- Born: 1942/43
- Education: Harvard Business School, Northwestern University and The Hill School
- Known for: CEO of CUC International and Cendant Corporation

= Walter Forbes =

American businessman and fraudster

Walter Forbes (born 1942/43) is an American corporate executive best known for his role as CEO of CUC International and his involvement in one of the largest corporate scandals of the 1990s.

Walter Forbes was the CEO of CUC International from 1981-1997. CUC was a membership-based consumer services conglomerate with travel, shopping, auto, dining, home improvement and financial services. Under Forbes' leadership, CUC was considered an e-commerce pioneer.

As early as 1981, Forbes envisioned CUC (formerly Comp-U-Card) as an electronic shopping service that would leverage home computers for members to shop conveniently. However, with home computers still a decade away from widespread adoption, the company pivoted to direct-to-consumer home shopping clubs, where customers placed orders by phone, and manufacturers shipped products directly to their homes at wholesale prices. Customers paid an annual membership fee for access to these discounts. By the early 1990s, Forbes had built CUC into a $2 billion direct-marketing company with more than 50 million members buying from a database of more than 250,000 products.

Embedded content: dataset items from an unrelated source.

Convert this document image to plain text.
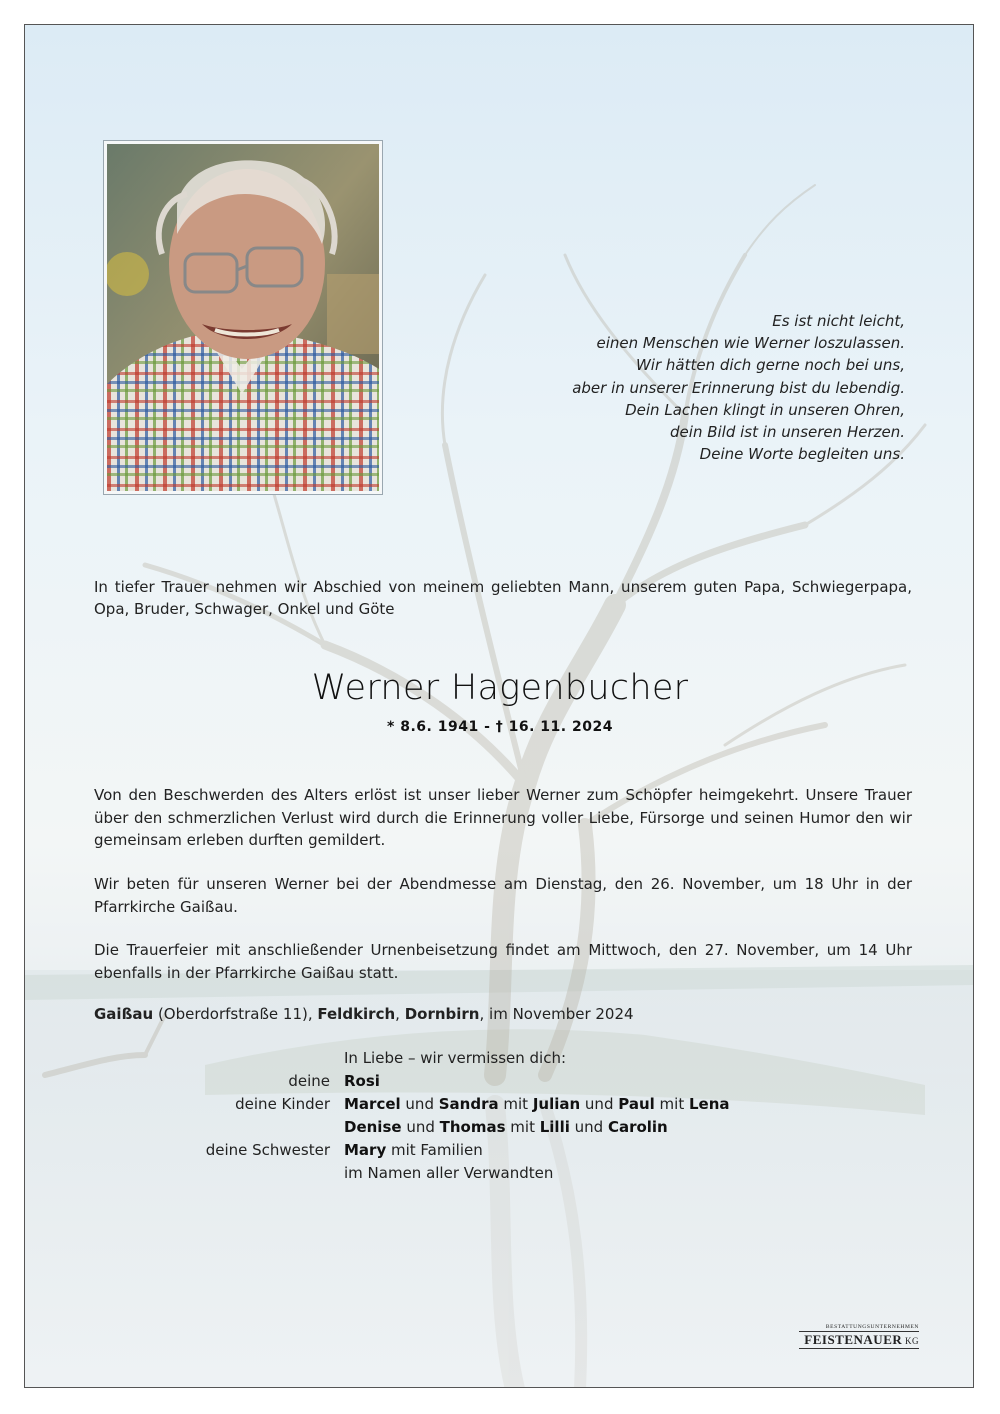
Es ist nicht leicht,
einen Menschen wie Werner loszulassen.
Wir hätten dich gerne noch bei uns,
aber in unserer Erinnerung bist du lebendig.
Dein Lachen klingt in unseren Ohren,
dein Bild ist in unseren Herzen.
Deine Worte begleiten uns.
In tiefer Trauer nehmen wir Abschied von meinem geliebten Mann, unserem guten Papa, Schwiegerpapa, Opa, Bruder, Schwager, Onkel und Göte
Werner Hagenbucher
* 8.6. 1941 - † 16. 11. 2024
Von den Beschwerden des Alters erlöst ist unser lieber Werner zum Schöpfer heimgekehrt. Unsere Trauer über den schmerzlichen Verlust wird durch die Erinnerung voller Liebe, Fürsorge und seinen Humor den wir gemeinsam erleben durften gemildert.
Wir beten für unseren Werner bei der Abendmesse am Dienstag, den 26. November, um 18 Uhr in der Pfarrkirche Gaißau.
Die Trauerfeier mit anschließender Urnenbeisetzung findet am Mittwoch, den 27. November, um 14 Uhr ebenfalls in der Pfarrkirche Gaißau statt.
Gaißau (Oberdorfstraße 11), Feldkirch, Dornbirn, im November 2024
In Liebe – wir vermissen dich:
deine Rosi
deine Kinder Marcel und Sandra mit Julian und Paul mit Lena
Denise und Thomas mit Lilli und Carolin
deine Schwester Mary mit Familien
im Namen aller Verwandten
BESTATTUNGSUNTERNEHMEN
FEISTENAUER KG
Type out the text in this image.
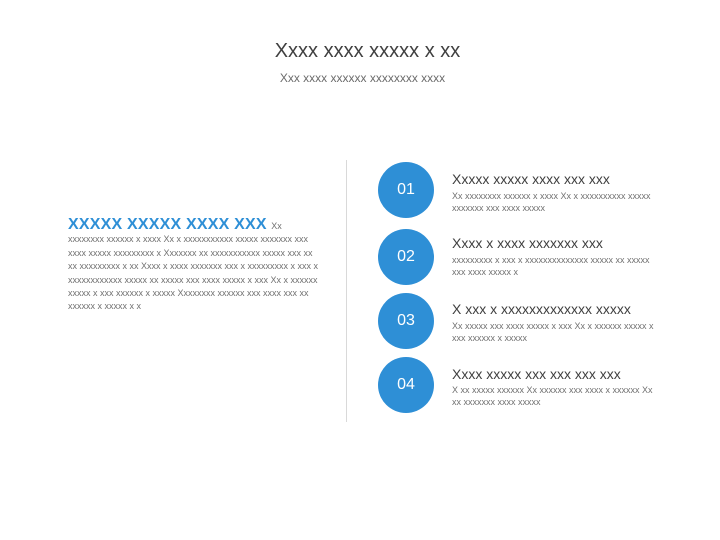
Xxxx xxxx xxxxx x xx
Xxx xxxx xxxxxx xxxxxxxx xxxx
XXXXX XXXXX XXXX XXX Xx xxxxxxxx xxxxxx x xxxx Xx x xxxxxxxxxxx xxxxx xxxxxxx xxx xxxx xxxxx xxxxxxxxx x Xxxxxxx xx xxxxxxxxxxx xxxxx xxx xx xx xxxxxxxxx x xx Xxxx x xxxx xxxxxxx xxx x xxxxxxxxx x xxx x xxxxxxxxxxxx xxxxx xx xxxxx xxx xxxx xxxxx x xxx Xx x xxxxxx xxxxx x xxx xxxxxx x xxxxx Xxxxxxxx xxxxxx xxx xxxx xxx xx xxxxxx x xxxxx x x
01
Xxxxx xxxxx xxxx xxx xxx
Xx xxxxxxxx xxxxxx x xxxx Xx x xxxxxxxxxx xxxxx xxxxxxx xxx xxxx xxxxx
02
Xxxx x xxxx xxxxxxx xxx
xxxxxxxxx x xxx x xxxxxxxxxxxxxx xxxxx xx xxxxx xxx xxxx xxxxx x
03
X xxx x xxxxxxxxxxxxx xxxxx
Xx xxxxx xxx xxxx xxxxx x xxx Xx x xxxxxx xxxxx x xxx xxxxxx x xxxxx
04
Xxxx xxxxx xxx xxx xxx xxx
X xx xxxxx xxxxxx Xx xxxxxx xxx xxxx x xxxxxx Xx xx xxxxxxx xxxx xxxxx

In 1994, Forbes increased the company's investment in online shopping, particularly on America Online, purchasing NetMarket, and developing a website, Shoppers Advantage, which was launched in the fall of 1995. CUC's presence online generated $400 million in product sales in 1996. At the time, no other company was selling as much merchandise online.

Forbes' tenure as CEO ended in 1997 when CUC merged with HFS Inc. to form Cendant Corporation. After the merger, in April 1998, Cendant uncovered accounting improprieties at CUC which resulted in one of the largest financial scandals of the 1990s.

Forbes was prosecuted by the U.S. Attorney's Office for the District of New Jersey. After two mistrials where jurors deadlocked, he was convicted in a third trial of one count of conspiracy to commit securities fraud, and two counts of making false statements, for inflating reported incomes for the Cendant Corporation, when he was Chief Executive Officer of that company in the 1990s, and at its predecessor company CUC International.

On January 17, 2007, the 64-year-old Forbes was sentenced to over 12 years in prison, and ordered to make restitution amounting to $3.28 billion. Former vice chairman E. Kirk Shelton was ordered to pay the same figure. Forbes was released from prison on July 20, 2018.

One Department of Justice website describes this as the largest restitution order ever imposed as of July 2007. It has since been overtaken by the $170 billion restitution order against Bernard Madoff in June 2009.

Walter Forbes has no relation to the Boston Forbes family or the family that owns and publishes Forbes magazine.

Forbes has bachelor's and master's degrees in journalism from Northwestern University and an MBA from Harvard Business School.